Si je soulève ces questions, ce n'est certainement pas pour susciter un divorce entre ceux qui restent et ceux qui partent. Je ne suis pas un partisan de l'isolement. Mais il me semble tout de même qu'il faut être conscient du phénomène.

Parce qu'ils sont nombreux à vouloir profiter de cette tendance à un protectionnisme – que je continue de croire légitime -, à abuser de notre rapport farouche avec la métropole, ou avec le "reste du Québec".

Et l'abus n'a pas d'écho que sur le plan culturel. C'est un très riche filon pour certains commerces qui profitent de ce protectionnisme pour se graisser la patte.

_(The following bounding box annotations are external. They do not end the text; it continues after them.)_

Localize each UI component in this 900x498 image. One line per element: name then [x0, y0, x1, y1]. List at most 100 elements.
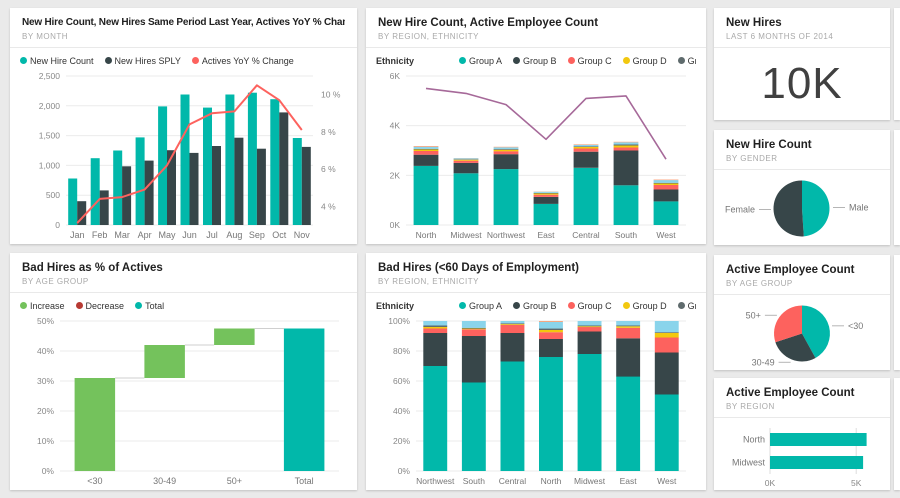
age-pie-chart[interactable]: <30 30-49 50+	[720, 297, 884, 368]
tile-subtitle: BY MONTH	[22, 32, 69, 41]
region-bar-chart[interactable]: 0K 5K North Midwest	[720, 420, 884, 488]
tile-header: Bad Hires (<60 Days of Employment) BY RE…	[366, 253, 706, 293]
svg-text:100%: 100%	[388, 316, 410, 326]
chart-legend: Increase Decrease Total	[20, 298, 347, 313]
gender-pie-chart[interactable]: Male Female	[720, 172, 884, 243]
svg-text:Central: Central	[572, 230, 600, 240]
legend-item: Group E	[677, 56, 696, 66]
svg-text:50+: 50+	[227, 476, 242, 486]
svg-text:East: East	[537, 230, 555, 240]
tile-title: New Hire Count	[726, 139, 812, 151]
waterfall-chart[interactable]: 0% 10% 20% 30% 40% 50% <30 30-49 50+ Total	[20, 313, 347, 487]
legend-item: Group E	[677, 301, 696, 311]
combo-chart[interactable]: 0 500 1,000 1,500 2,000 2,500 4 % 6 % 8 % 10 % Jan…	[20, 68, 347, 241]
legend-item: Group D	[622, 301, 667, 311]
legend-item: Group C	[567, 56, 612, 66]
svg-text:Total: Total	[295, 476, 314, 486]
svg-text:East: East	[620, 476, 638, 486]
svg-text:Male: Male	[849, 203, 869, 213]
legend-item: Decrease	[75, 301, 124, 311]
svg-text:2,500: 2,500	[39, 71, 61, 81]
svg-text:Nov: Nov	[294, 230, 311, 240]
tile-new-hires-by-month[interactable]: New Hire Count, New Hires Same Period La…	[10, 8, 357, 244]
legend-item: Increase	[20, 301, 65, 311]
tile-title: New Hire Count, New Hires Same Period La…	[22, 17, 345, 28]
legend-item: Group D	[622, 56, 667, 66]
svg-text:50+: 50+	[746, 310, 761, 320]
legend-item: Group B	[513, 301, 557, 311]
svg-text:Jun: Jun	[182, 230, 197, 240]
svg-text:Sep: Sep	[249, 230, 265, 240]
legend-item: Total	[135, 301, 164, 311]
legend-item: Actives YoY % Change	[191, 56, 294, 66]
tile-header: Active Employee Count BY AGE GROUP	[714, 255, 890, 295]
svg-text:5K: 5K	[851, 478, 862, 488]
tile-new-hire-active-by-region[interactable]: New Hire Count, Active Employee Count BY…	[366, 8, 706, 244]
svg-text:Midwest: Midwest	[574, 476, 606, 486]
svg-text:May: May	[159, 230, 177, 240]
svg-text:30-49: 30-49	[153, 476, 176, 486]
svg-text:40%: 40%	[393, 406, 410, 416]
svg-text:0%: 0%	[398, 466, 411, 476]
svg-text:Female: Female	[725, 204, 755, 214]
svg-text:Central: Central	[499, 476, 527, 486]
tile-subtitle: LAST 6 MONTHS OF 2014	[726, 32, 834, 41]
svg-text:20%: 20%	[37, 406, 54, 416]
svg-text:500: 500	[46, 190, 60, 200]
svg-text:50%: 50%	[37, 316, 54, 326]
svg-text:Aug: Aug	[226, 230, 242, 240]
svg-text:Northwest: Northwest	[416, 476, 455, 486]
tile-title: Bad Hires as % of Actives	[22, 262, 163, 274]
tile-subtitle: BY REGION, ETHNICITY	[378, 277, 479, 286]
svg-text:North: North	[416, 230, 437, 240]
svg-text:40%: 40%	[37, 346, 54, 356]
svg-text:80%: 80%	[393, 346, 410, 356]
tile-bad-hires-by-region[interactable]: Bad Hires (<60 Days of Employment) BY RE…	[366, 253, 706, 490]
legend-title: Ethnicity	[376, 300, 415, 311]
chart-legend: Ethnicity Group A Group B Group C Group D Gro…	[376, 298, 696, 313]
tile-header: New Hire Count, New Hires Same Period La…	[10, 8, 357, 48]
svg-text:10%: 10%	[37, 436, 54, 446]
svg-text:Midwest: Midwest	[732, 458, 766, 468]
svg-text:South: South	[615, 230, 637, 240]
chart-legend: New Hire Count New Hires SPLY Actives YoY …	[20, 53, 347, 68]
cropped-tile-edge	[894, 255, 900, 370]
legend-item: Group B	[513, 56, 557, 66]
svg-text:Jul: Jul	[206, 230, 218, 240]
stacked-column-line-chart[interactable]: 0K 2K 4K 6K North Midwest Northwest East Central…	[376, 68, 696, 241]
svg-text:30%: 30%	[37, 376, 54, 386]
svg-text:20%: 20%	[393, 436, 410, 446]
tile-header: Bad Hires as % of Actives BY AGE GROUP	[10, 253, 357, 293]
svg-text:60%: 60%	[393, 376, 410, 386]
tile-header: New Hires LAST 6 MONTHS OF 2014	[714, 8, 890, 48]
tile-bad-hires-waterfall[interactable]: Bad Hires as % of Actives BY AGE GROUP I…	[10, 253, 357, 490]
tile-active-by-age[interactable]: Active Employee Count BY AGE GROUP <30 30…	[714, 255, 890, 370]
svg-text:Northwest: Northwest	[487, 230, 526, 240]
svg-text:<30: <30	[87, 476, 102, 486]
svg-text:South: South	[463, 476, 485, 486]
tile-new-hire-by-gender[interactable]: New Hire Count BY GENDER Male Female	[714, 130, 890, 245]
tile-subtitle: BY AGE GROUP	[726, 279, 793, 288]
tile-header: New Hire Count BY GENDER	[714, 130, 890, 170]
svg-text:West: West	[656, 230, 676, 240]
svg-text:2K: 2K	[390, 170, 401, 180]
legend-item: Group A	[459, 301, 502, 311]
tile-header: New Hire Count, Active Employee Count BY…	[366, 8, 706, 48]
svg-text:Mar: Mar	[114, 230, 130, 240]
legend-item: Group C	[567, 301, 612, 311]
tile-title: Active Employee Count	[726, 387, 855, 399]
svg-text:10 %: 10 %	[321, 90, 341, 100]
svg-text:West: West	[657, 476, 677, 486]
tile-active-by-region[interactable]: Active Employee Count BY REGION 0K 5K Nort…	[714, 378, 890, 490]
svg-text:Oct: Oct	[272, 230, 287, 240]
tile-subtitle: BY REGION	[726, 402, 775, 411]
svg-text:Feb: Feb	[92, 230, 108, 240]
legend-item: New Hires SPLY	[104, 56, 181, 66]
tile-new-hires-kpi[interactable]: New Hires LAST 6 MONTHS OF 2014 10K	[714, 8, 890, 120]
cropped-tile-edge	[894, 378, 900, 490]
tile-title: New Hires	[726, 17, 782, 29]
svg-text:North: North	[743, 435, 765, 445]
stacked-100-chart[interactable]: 0% 20% 40% 60% 80% 100% Northwest South Central N…	[376, 313, 696, 487]
svg-text:0%: 0%	[42, 466, 55, 476]
legend-item: New Hire Count	[20, 56, 94, 66]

Je crois bien avoir une conscience sociale et régionale… Je suis de ceux qui encouragent l'achat local, je participe même à un projet d'agriculture soutenue par la communauté, et tout le tralala. Bref, un vrai petit citoyen modèle… (Bon, c'est exagéré, je n'ai pas la prétention d'être un modèle, mais vous voyez le portrait…) Pourtant, même avec la meilleure volonté du monde, quand j'entre dans une boutique et qu'on me demande presque le double de ce que je paierais ailleurs – j'ai déjà vu une différence d'une vingtaine de dollars pour un coffret de livres -, je ne peux m'empêcher de sourciller.

C'est vrai qu'il est plus facile de pester contre les grandes surfaces. D'ailleurs, c'est de bon ton, à notre époque. Mais faut-il nécessairement se taire devant l'abus des indépendants? Que ce soit clair: j'accepte de payer quelques sous de plus pour une pinte de lait produite dans la région. Je ne regarde pas non plus le prix du boeuf si la bête a brouté sous le ciel saguenéen. Et je crois sincèrement faire tout ce qui est en mon possible pour la culture régionale.

Par contre, je n'accepterai pas n'importe quoi.

Soyons critiques. Envers tous ces artistes qui se réclament du Sag-Lac. Envers ces indépendants qu'il faut encourager, mais qui, en retour, doivent être raisonnables. Et lorsqu'il y a abus, signifions notre mécontentement.